Question

A galvanometer has resistance \( G = 100 \, \Omega \) and shows full-scale deflection at \( I_q = 1 \, \text{mA} \). To convert it into a voltmeter of range 5 V, what resistance should be connected in series?

• A. 400 \( \Omega \)
• B. 4900 \( \Omega \)
• C. 490 \( \Omega \)
• D. 5000 \( \Omega \)

Hint:

Remember: To convert a galvanometer into a voltmeter, calculate the series resistance using the formula \( R_s = \frac{V}{I_q} - G \).

Answer 1

The Correct Option is B

Given: Resistance of the galvanometer, \( G = 100 \, \Omega \) 
Full-scale deflection current, \( I_q = 1 \, \text{mA} = 1 \times 10^{-3} \, \text{A} \) 
Voltage range of the voltmeter, \( V = 5 \, \text{V} \) 

Step 1: Formula for the Series Resistance The resistance \( R_s \) to be connected in series is given by the formula: \[ R_s = \frac{V}{I_q} - G \] where: - \( V \) is the desired voltage range, - \( I_q \) is the full-scale deflection current, - \( G \) is the resistance of the galvanometer. 

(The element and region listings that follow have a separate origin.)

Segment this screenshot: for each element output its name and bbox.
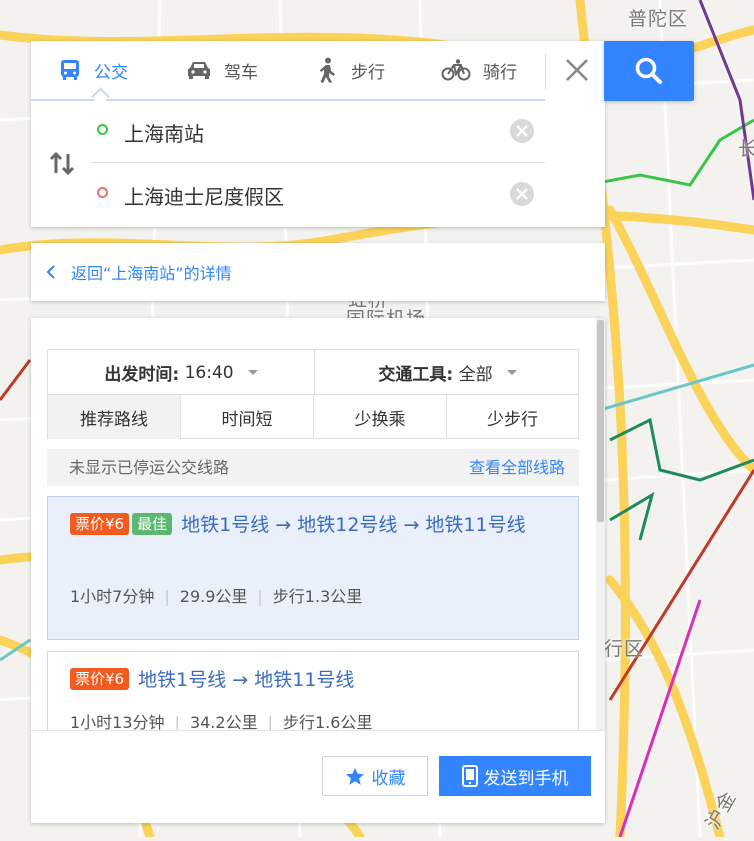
meta-separator: | [257,587,263,606]
price-badge: 票价¥6 [70,668,130,690]
route-walk: 步行1.3公里 [272,587,363,606]
car-icon [188,62,210,79]
travel-mode-tabs: 公交 驾车 步行 骑行 [31,41,545,106]
view-all-routes-link[interactable]: 查看全部线路 [469,449,565,486]
back-link-label: 返回“上海南站”的详情 [71,264,232,283]
swap-button[interactable] [48,151,76,177]
search-button[interactable] [604,41,694,101]
map-label-minhang: 行区 [604,638,645,660]
scrollbar[interactable] [596,318,605,730]
notice-bar: 未显示已停运公交线路 查看全部线路 [47,449,579,486]
tab-drive[interactable]: 驾车 [186,41,258,99]
search-icon [635,57,662,84]
favorite-label: 收藏 [371,768,406,789]
clear-start-button[interactable] [509,118,535,144]
end-field[interactable]: 上海迪士尼度假区 [91,165,545,223]
meta-separator: | [164,587,170,606]
route-meta: 1小时7分钟 | 29.9公里 | 步行1.3公里 [70,583,362,607]
tab-bus[interactable]: 公交 [58,41,128,99]
route-result-1[interactable]: 票价¥6 最佳 地铁1号线 → 地铁12号线 → 地铁11号线 1小时7分钟 | 29… [47,496,579,640]
action-bar: 收藏 发送到手机 [31,730,605,823]
route-line-text: 地铁1号线 → 地铁11号线 [138,669,355,691]
tab-bus-label: 公交 [94,62,128,83]
notice-text: 未显示已停运公交线路 [69,458,230,477]
depart-time-value: 16:40 [184,362,234,383]
phone-icon [461,765,478,787]
route-lines: 票价¥6 地铁1号线 → 地铁11号线 [70,664,550,697]
route-line-text: 地铁1号线 → 地铁12号线 → 地铁11号线 [181,514,526,536]
favorite-button[interactable]: 收藏 [322,756,428,796]
start-dot-icon [97,124,108,135]
divider [545,53,546,89]
scrollbar-thumb[interactable] [597,320,604,522]
bus-icon [61,60,79,80]
swap-icon [49,151,75,176]
clear-icon [510,119,534,143]
filter-row: 出发时间: 16:40 交通工具: 全部 [48,350,578,395]
clear-icon [510,182,534,206]
start-input-value: 上海南站 [124,122,204,146]
dropdown-arrow-icon [247,370,258,375]
route-lines: 票价¥6 最佳 地铁1号线 → 地铁12号线 → 地铁11号线 [70,509,550,542]
tab-least-walking[interactable]: 少步行 [447,395,578,439]
tab-bike[interactable]: 骑行 [441,41,517,99]
transport-tool-select[interactable]: 交通工具: 全部 [315,350,580,395]
tab-walk[interactable]: 步行 [315,41,385,99]
tab-bike-label: 骑行 [483,62,517,83]
results-panel: 出发时间: 16:40 交通工具: 全部 推荐路线 时间短 少换乘 少步行 未显… [31,318,605,823]
dropdown-arrow-icon [506,370,517,375]
filter-box: 出发时间: 16:40 交通工具: 全部 推荐路线 时间短 少换乘 少步行 [47,349,579,439]
price-badge: 票价¥6 [70,513,130,535]
send-to-phone-label: 发送到手机 [483,768,569,789]
tab-walk-label: 步行 [351,62,385,83]
back-to-detail-link[interactable]: 返回“上海南站”的详情 [46,243,232,301]
transport-tool-label: 交通工具: [378,365,454,385]
depart-time-select[interactable]: 出发时间: 16:40 [48,350,314,395]
close-button[interactable] [562,55,592,85]
close-icon [566,59,588,81]
tab-drive-label: 驾车 [224,62,258,83]
star-icon [345,767,364,785]
best-badge: 最佳 [132,513,173,535]
transport-tool-value: 全部 [458,365,493,385]
start-field[interactable]: 上海南站 [91,102,545,160]
row-divider [91,162,545,163]
tab-recommended[interactable]: 推荐路线 [48,395,181,439]
send-to-phone-button[interactable]: 发送到手机 [439,756,591,796]
route-distance: 29.9公里 [179,587,248,606]
tab-shortest-time[interactable]: 时间短 [181,395,314,439]
clear-end-button[interactable] [509,181,535,207]
depart-time-label: 出发时间: [104,365,180,385]
end-input-value: 上海迪士尼度假区 [124,185,284,209]
walk-icon [320,57,335,83]
map-label-putuo: 普陀区 [628,8,689,30]
end-dot-icon [97,187,108,198]
bike-icon [441,59,471,81]
route-duration: 1小时7分钟 [70,587,155,606]
chevron-left-icon [46,265,55,279]
map-label-chang: 长 [738,138,754,160]
back-panel: 返回“上海南站”的详情 [31,243,605,301]
route-search-panel: 公交 驾车 步行 骑行 上海南站 上海迪士尼度假区 [31,41,605,227]
tab-fewest-transfers[interactable]: 少换乘 [314,395,447,439]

Step 2: Substitute the given values Substitute the given values into the formula: \[ R_s = \frac{5 \, \text{V}}{1 \times 10^{-3} \, \text{A}} - 100 \, \Omega \] \[ R_s = 5000 \, \Omega - 100 \, \Omega \] \[ R_s = 4900 \, \Omega \] 

Step 3: Conclusion Thus, the resistance to be connected in series is \( 4900 \, \Omega \). 

Answer: The correct answer is option (b): 4900 \( \Omega \).